While success is all well and good, the question remains, what can be done for the rest of us, who are just struggling to get by in school? Sun Tzu once said, “If you know the enemy and know yourself you need not fear the result of a hundred battles.”
Dyslexia has no cure and unfortunately is not completely understood, however, when struggling with dyslexia or another learning challenge, there is hope. If you are a child or parent struggling with a learning disorder, ask yourself “why is this exercise not working like it should?” Think critically and be willing to adapt or tweak certain aspects of the learning process.
For me, hope resided in a certain recipe of language exercises, memorization and vocalization.
In addition to dyslexia, I also struggle with is what is known as Auditory Processing Disorder (APD), which affects the input and output of auditory information and how it is stored and processed by my brain. To manage APD was a tremendous struggle, but with the help of learning coaches I was able to formulate exercises that were extremely helpful. One tactic I used for memorization was a method of using flash cards (or post-it notes) on a bedroom door. The exercise consisted of physically arranging the flash cards on the back of a door in columns. The physical placing of a piece of information made all the difference, as normal flash cards in a stack just didn’t work; I had to visualize where the specific word or subject was on the door in relation to the other information I was trying to memorize. Unfortunately, it was not until high school that I discovered this method, but it served me well in college and continues to be a tool I use even today in my professional work.
Had I not discovered a way to manage one part of my learning challenges I believe that others challenges might have begun to spiral out of control. Discovering an exercise that addressed my ADP began to have a cumulative positive effect on my studies.
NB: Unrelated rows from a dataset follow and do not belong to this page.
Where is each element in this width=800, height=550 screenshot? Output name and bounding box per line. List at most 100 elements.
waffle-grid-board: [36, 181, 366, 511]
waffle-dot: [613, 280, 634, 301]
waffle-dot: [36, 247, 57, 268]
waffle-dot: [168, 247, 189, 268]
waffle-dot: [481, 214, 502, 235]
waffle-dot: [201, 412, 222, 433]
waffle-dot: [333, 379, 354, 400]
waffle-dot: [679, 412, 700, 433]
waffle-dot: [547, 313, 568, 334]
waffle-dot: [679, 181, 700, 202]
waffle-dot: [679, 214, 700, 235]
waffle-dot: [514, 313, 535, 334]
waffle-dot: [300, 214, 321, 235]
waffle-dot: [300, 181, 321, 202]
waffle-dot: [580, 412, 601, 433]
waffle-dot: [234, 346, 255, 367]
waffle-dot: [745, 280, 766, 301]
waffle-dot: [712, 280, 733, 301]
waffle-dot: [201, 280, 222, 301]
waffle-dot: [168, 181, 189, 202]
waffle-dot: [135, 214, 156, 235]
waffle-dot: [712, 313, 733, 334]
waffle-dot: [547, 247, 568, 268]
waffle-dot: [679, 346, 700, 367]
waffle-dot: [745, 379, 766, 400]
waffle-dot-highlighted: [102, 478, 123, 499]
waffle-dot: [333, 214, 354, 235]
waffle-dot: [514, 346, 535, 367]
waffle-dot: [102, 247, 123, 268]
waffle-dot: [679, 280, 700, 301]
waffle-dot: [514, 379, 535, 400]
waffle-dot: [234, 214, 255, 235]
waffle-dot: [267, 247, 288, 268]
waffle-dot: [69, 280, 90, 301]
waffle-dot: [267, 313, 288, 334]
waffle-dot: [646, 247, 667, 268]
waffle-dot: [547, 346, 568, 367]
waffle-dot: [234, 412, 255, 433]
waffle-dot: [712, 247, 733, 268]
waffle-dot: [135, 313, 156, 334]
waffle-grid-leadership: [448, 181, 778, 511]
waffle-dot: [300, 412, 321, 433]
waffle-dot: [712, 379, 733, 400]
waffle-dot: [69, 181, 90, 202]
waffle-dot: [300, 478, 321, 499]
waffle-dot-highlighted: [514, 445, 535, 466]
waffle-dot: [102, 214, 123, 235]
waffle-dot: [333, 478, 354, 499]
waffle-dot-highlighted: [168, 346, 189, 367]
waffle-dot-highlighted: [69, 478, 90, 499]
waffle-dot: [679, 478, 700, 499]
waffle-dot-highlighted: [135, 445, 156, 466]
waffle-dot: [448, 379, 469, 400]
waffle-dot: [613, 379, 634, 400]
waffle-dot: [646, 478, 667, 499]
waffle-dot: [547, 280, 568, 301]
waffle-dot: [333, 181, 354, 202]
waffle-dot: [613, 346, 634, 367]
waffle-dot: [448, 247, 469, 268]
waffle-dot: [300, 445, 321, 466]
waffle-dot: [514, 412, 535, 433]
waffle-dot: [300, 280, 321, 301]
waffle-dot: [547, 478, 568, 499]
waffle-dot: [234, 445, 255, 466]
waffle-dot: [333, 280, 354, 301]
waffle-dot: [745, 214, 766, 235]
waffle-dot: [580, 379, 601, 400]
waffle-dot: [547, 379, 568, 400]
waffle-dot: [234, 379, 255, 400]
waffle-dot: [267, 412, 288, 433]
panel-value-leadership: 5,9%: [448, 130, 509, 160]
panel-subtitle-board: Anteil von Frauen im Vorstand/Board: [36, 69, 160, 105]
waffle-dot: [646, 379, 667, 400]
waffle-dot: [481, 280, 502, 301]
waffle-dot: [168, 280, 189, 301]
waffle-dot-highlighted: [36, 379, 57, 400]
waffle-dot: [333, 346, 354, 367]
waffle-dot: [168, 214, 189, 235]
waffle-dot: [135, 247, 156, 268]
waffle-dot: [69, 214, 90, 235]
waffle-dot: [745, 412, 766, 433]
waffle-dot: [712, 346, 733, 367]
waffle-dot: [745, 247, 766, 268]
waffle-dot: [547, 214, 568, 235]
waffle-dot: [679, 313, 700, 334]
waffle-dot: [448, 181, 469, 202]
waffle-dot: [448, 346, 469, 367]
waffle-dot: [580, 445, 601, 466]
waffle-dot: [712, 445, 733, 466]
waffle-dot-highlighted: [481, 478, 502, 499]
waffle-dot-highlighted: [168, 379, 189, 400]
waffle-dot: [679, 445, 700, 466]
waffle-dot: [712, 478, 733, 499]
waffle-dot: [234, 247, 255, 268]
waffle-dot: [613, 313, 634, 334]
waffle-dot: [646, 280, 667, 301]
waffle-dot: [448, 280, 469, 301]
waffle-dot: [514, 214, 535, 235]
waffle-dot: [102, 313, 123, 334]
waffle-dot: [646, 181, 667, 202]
The moment I could process auditory information more efficiently, I began to feel less anxious in class. I could pay attention; I could formulate coherent ideas faster and feel more confident when giving opinions or feedback. There are, of course, many other ways to manage learning disabilities, disorders and challenges. What’s important is finding approaches and tactics that work best for you.
For me, one adjustment was as simple as putting flash cards on the back of a door, because the physical location somehow anchored the information. Be creative and think about how you learn best. What things do you remember most easily, and why? Repetition is at the root of every learning exercise, but it will be up to you how to best navigate learning.
Know your enemy and know yourself. These words from Sun Tzu, not meant for just the battlefield, can be applied to learning disabilities, disorders and general challenges. The more you know about your individual challenges, the more you will eventually know about how to manage them. If I can offer one final piece of advice, it is to be patient with yourself but diligent, because the hard work will pay off, and can have a cumulative positive effect on your learning journey.
In this article I refer to learning disabilities and learning disorders. The opinions expressed here are based on my own experiences, and I seek to share an anecdote about a tactic that helped me manage my own learning challenges. A learning disability or disorder may require professional management by medical professionals.